As far as flights went though the one to Wisconsin didn't drag on as long as she'd felt others had in the past and there was no turbulence to speak of. So when she departed the plane and began to navigate her way down to baggage claim, the only lingering nerves she felt were down to what she was here to do and who she was here to see.

She joined the small throng of people at the carousel and waited for the conveyor belt to start moving, digging in her pocket for her phone and switching it back on. After a minute or so she was greeting with a number of notification sounds and she thumbed the touch screen, bringing the phone to life. They were all text messages; three from Pete, one from Claudia and another, surprisingly, from Artie. She hadn't known he even knew what texting was, let alone how to navigate a phone long enough to punch one out.

"stop panicking", "you're panicking, i can feel it", "it'll be fine mykes".

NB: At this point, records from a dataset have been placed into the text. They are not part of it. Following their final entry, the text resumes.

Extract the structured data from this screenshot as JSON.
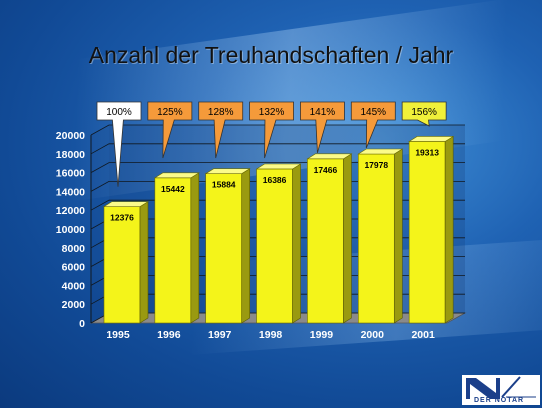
{
  "slide": {
    "title": "Anzahl der Treuhandschaften / Jahr"
  },
  "logo": {
    "text": "DER NOTAR"
  },
  "colors": {
    "bar_face": "#f4f41a",
    "bar_side": "#9a9a10",
    "bar_top": "#fbfb8a",
    "callout_white": "#ffffff",
    "callout_orange": "#f59a3a",
    "callout_yellow": "#f0f03a",
    "tick_text": "#ffffff"
  },
  "chart_data": {
    "type": "bar",
    "title": "Anzahl der Treuhandschaften / Jahr",
    "xlabel": "",
    "ylabel": "",
    "categories": [
      "1995",
      "1996",
      "1997",
      "1998",
      "1999",
      "2000",
      "2001"
    ],
    "values": [
      12376,
      15442,
      15884,
      16386,
      17466,
      17978,
      19313
    ],
    "data_labels": [
      "12376",
      "15442",
      "15884",
      "16386",
      "17466",
      "17978",
      "19313"
    ],
    "percent_callouts": [
      {
        "text": "100%",
        "style": "white"
      },
      {
        "text": "125%",
        "style": "orange"
      },
      {
        "text": "128%",
        "style": "orange"
      },
      {
        "text": "132%",
        "style": "orange"
      },
      {
        "text": "141%",
        "style": "orange"
      },
      {
        "text": "145%",
        "style": "orange"
      },
      {
        "text": "156%",
        "style": "yellow"
      }
    ],
    "ylim": [
      0,
      20000
    ],
    "yticks": [
      "0",
      "2000",
      "4000",
      "6000",
      "8000",
      "10000",
      "12000",
      "14000",
      "16000",
      "18000",
      "20000"
    ],
    "grid": true,
    "legend": "none"
  }
}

She smiled as Pete's messages and thumbed her way into the screen for Claudia's.

"Tell HG I say hi!"

They'd been close, once upon a time. When things were simultaneously more easy and somehow harder. Different. Artie's message almost made her laugh out loud, but she managed to hide it under the sound of the conveyor belt whirring to life.

"if she asks, my shoulder is fine."

Who knew he had a sense of humour?

She spotted her suitcase sliding down the shoot after about fifteen minutes of waiting and hauled it off the carousel when it made its way around to her, then she headed outside to hail a cab. One swung in to stop beside the curb at her first wave and she let the driver take her bag and haul it into the trunk as she climbed into the back. She gave him the address that she'd memorised during their first excursion and then they were off.


Wisconsin was pretty. Myka had decided that the first time she had visited, years before, and the area in which H.G. lived was especially so. The kind of picturesque suburbs that Hollywood movies about soccer moms had made popular. She could quite easily imagine a person wanting to settle down here, start a family, maybe have a dog or two. Nice gardens with meticulously kept flower beds, lawns that get mowed every Sunday and annual street-wide bake sales.

H.G. wasn't so easily slotted into the idyllic tranquillity of it all. At least, it wasn't easy for Myka to picture. Even now, after having months to adjust to the idea, it still didn't sit well. Still felt wrong.

But that wasn't why she was here and she'd promised herself that she wouldn't touch that particular subject after last time.

The cab made its last turn onto a familiar street and Myka felt her heart rate speed up. For all the thinking she had done over this, she hadn't considered what her initial plan of action would be. What she would say to H.G. when the woman opened the door, if she was even home.

A jolt of something like fear ran through her. Because what if she wasn't home? What if Nate was? What if they'd gone away for the weekend together and Myka was stuck waiting around in a hotel room she would have to rent until they got home? The list could have gone on forever and it might have, had the cab not pulled up next to the house that Myka still had trouble associating with H.G. and put the car into park.

"Well, here we are." He said, flashing a smile at her in the rear view mirror and getting out to grab her suitcase out of the trunk. She took a deep breath to settle her nerves and stepped out of the car. She reached into her back pocket and pulled out a wallet, liberating a few bills and handing him enough for the trip and a little extra for his trouble. He tipped the flat cap he was wearing and slid back into the driver's seat. She watched as he drove away and then turned to face the house.

"Here I am." She sighed to herself and then popped the extending handle on the suitcase, before making her way up along the driveway.